Bürgerinnen/Bürger

Adressenhandel und Werbung

Gegen Werbung von Unternehmen, die dem Deutschen Direktmarketing Verband e.V. (DDV) angehören, können Sie sich durch Eintrag in der sog. “Robinson-Liste” wehren.

Gegenüber dem werbenden Unternehmen können Sie die Löschung Ihrer nur für Werbezwecke verwendeten Daten und Auskunft über die zu Ihrer Person gespeicherten Daten, auch soweit sie sich auf die Herkunft beziehen, verlangen.

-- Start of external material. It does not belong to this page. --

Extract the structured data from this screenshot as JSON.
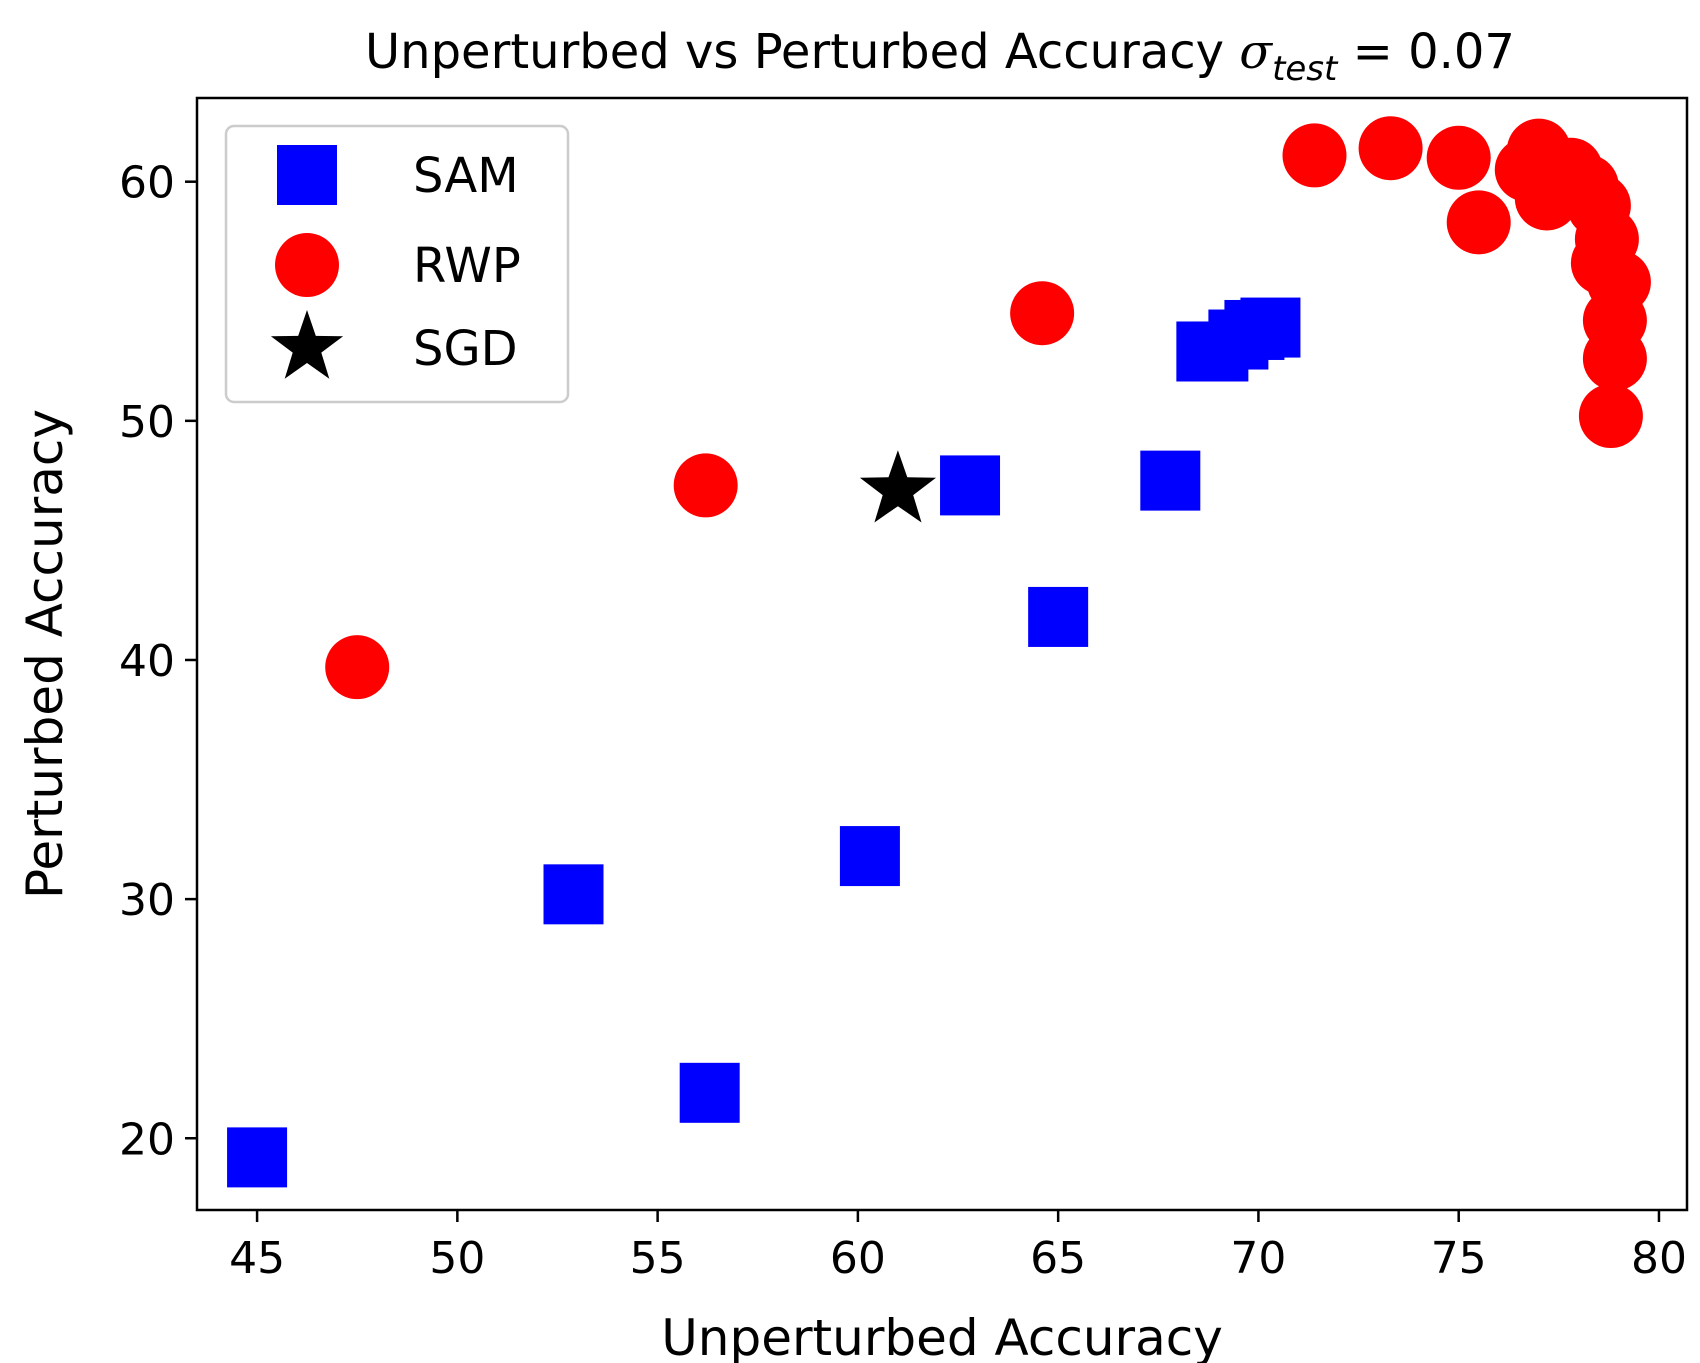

Haben Sie Beschwerden wegen aggressiver, belästigender und Ihnen unzulässig erscheinender Werbung, können Sie sich an die Verbraucherzentrale Berlin https://www.verbraucherzentrale-berlin.de bzw. die in Ihrem Raum tätige Verbraucherzentrale oder an eine der Außenstellen wenden (Liste erhalten Sie von den Verbraucherzentralen). Die Verbraucherzentralen sind nach dem Rechtsberatungsgesetz zur außergerichtlichen Rechtsberatung und Rechtsbesorgung auf dem Gebiet des Verbraucherrechts berechtigt.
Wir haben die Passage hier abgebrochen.